“My fondest food memory is my great-aunt Clotilda, who would make the pilgrimage from Florida every summer when I was a kid. Being part of a large Italian family, food was central to everything that we did and [every occasion we would] gather around a plate of food. At the time she was in her eighties, and she was quite a lady. She would make pasta or bread or pizza. After she was done, she would pick zucchini flowers and look for the dandelions to pull the green leaves. She was way ahead of her time – fried zucchini flowers in the ’70s! – and she was onto things that would later come to be very trendy. And it’s funny, you don’t realize how things come back to you later down the road in life – the smell of the flour mixing with water, the smell of eggs and pasta, the fresh pasta being made.
I grew up in Waterbury, Connecticut, which had [something like] the second highest Italian-immigrant population in the Northeast through the ’80s. And so with that came all of the great food – and just a stone’s throw away from New Haven-style pizza. I really fell in love with the coal-fired pizzas – the flavor, the style. For years, we’d go once a week to get pizza and a beer or two at a place called Richter’s. We got hooked on the pizza, so when we came down here [to North Carolina in 1994], having it was a necessity. I did a lot of reading and taught myself everything I could about making pizza, including crazy stuff like putting the oven in cleaning mode [so the temperature would hit 900 degrees F]. We’d have pizza dinner parties on Sunday nights and we got pretty good at it. People started saying, ‘Oh, you gotta do this, you gotta do this.’

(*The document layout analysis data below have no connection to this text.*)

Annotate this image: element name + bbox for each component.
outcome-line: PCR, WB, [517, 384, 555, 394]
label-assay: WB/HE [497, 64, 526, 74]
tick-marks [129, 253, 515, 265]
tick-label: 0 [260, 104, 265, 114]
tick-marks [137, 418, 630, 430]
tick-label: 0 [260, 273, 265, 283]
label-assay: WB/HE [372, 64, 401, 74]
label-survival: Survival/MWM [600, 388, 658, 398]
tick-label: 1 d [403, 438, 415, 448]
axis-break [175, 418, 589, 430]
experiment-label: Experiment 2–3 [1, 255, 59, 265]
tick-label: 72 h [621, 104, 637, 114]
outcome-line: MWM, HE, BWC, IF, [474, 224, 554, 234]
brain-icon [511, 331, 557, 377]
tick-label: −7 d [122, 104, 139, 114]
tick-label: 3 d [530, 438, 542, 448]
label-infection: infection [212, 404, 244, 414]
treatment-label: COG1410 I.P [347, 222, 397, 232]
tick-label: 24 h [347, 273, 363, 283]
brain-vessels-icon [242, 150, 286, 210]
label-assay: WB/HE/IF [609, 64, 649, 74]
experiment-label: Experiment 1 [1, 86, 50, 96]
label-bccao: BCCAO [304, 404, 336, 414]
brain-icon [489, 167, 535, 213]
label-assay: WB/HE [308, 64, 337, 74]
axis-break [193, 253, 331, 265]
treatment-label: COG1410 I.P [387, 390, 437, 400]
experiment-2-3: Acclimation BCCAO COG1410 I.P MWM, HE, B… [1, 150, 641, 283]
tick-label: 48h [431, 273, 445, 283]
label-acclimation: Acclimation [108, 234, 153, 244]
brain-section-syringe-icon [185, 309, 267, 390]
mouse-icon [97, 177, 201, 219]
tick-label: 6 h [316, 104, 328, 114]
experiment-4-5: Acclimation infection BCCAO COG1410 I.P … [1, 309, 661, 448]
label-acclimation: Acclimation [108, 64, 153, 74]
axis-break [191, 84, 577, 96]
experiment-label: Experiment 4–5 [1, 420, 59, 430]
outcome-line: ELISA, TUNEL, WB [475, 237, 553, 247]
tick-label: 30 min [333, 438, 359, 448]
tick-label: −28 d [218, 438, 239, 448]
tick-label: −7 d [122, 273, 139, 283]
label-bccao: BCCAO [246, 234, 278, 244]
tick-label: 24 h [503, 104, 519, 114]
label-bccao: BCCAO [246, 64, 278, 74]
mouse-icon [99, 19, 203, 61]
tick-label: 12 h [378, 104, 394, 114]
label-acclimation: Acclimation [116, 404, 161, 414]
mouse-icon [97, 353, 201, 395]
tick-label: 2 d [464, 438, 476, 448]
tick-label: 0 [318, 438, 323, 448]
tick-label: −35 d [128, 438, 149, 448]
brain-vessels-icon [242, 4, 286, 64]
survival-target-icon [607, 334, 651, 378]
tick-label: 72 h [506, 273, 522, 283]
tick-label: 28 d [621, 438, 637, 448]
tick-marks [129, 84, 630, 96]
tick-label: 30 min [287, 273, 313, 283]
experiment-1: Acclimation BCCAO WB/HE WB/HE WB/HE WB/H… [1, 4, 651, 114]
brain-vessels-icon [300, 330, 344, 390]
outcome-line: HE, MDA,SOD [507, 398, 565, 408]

I found this mobile wood-fired pizza oven on a trailer, and I was like, ‘Yeah, we could do that.’ I left my job in 2010, and in 2011, we [started] Capp’s Apizza, which was the mobile food unit. We worked farmers markets, music festivals and neighborhoods including Briar Chapel, The Preserve and Fearrington Village. A lot of people from up North move to Fearrington and they were all like, ‘Oh my God, it’s just like New York pizza, or just like Connecticut.’ We were very fortunate to have that exposure … one thing led to another and here we are [with a brick and mortar]. Capp’s Pizzeria opened the third week of October [2016]. Somebody got on Nextdoor and told Briar Chapel that we were open. We had a line down the sidewalk and a packed restaurant for three hours. It was insane, and it was quite an intro to the restaurant world [on the owning side of the business].
[Over the years] my wife, Wendy, and I have worked in a lot of restaurants – that’s how we kind of met. Wendy and I had actually gone to grammar school together, and I’d always say, ‘That MacDermid girl, she’s cute.’ I did a lot of [hospitality] work – bartending jobs, catering jobs, worked in kitchens. Then when we were catering at Westside Lobster House [in Waterbury] after college, Wendy was there on the crew on the first day. We started hanging out together, and we had a lot of the same interests.
Getting into the restaurant business is kind of nuts. It’s a lot of hours, it’s a lot of work, but it’s also been very rewarding. That’s the connection that I never really made between my Aunt Clotilda and food and comfort. It’s a really great feeling to put a plate of food in front of somebody, have them enjoy it and say, ‘That was fantastic.’ And I think that’s the reward. That’s music to my ears, that means I’m doing my job and they get it.” –as told to Jessica Stringer
Connecticut natives John and Wendy Cappelletti moved here two decades ago and have two kids, John and Jennifer, that help out at the restaurant. They live a few miles from the restaurant at Gladstone Acres Farm where they grow tomatoes and eggplant along with other produce. John and Wendy celebrated their 22nd wedding anniversary this summer by taking their belated honeymoon to the Czech Republic and Italy.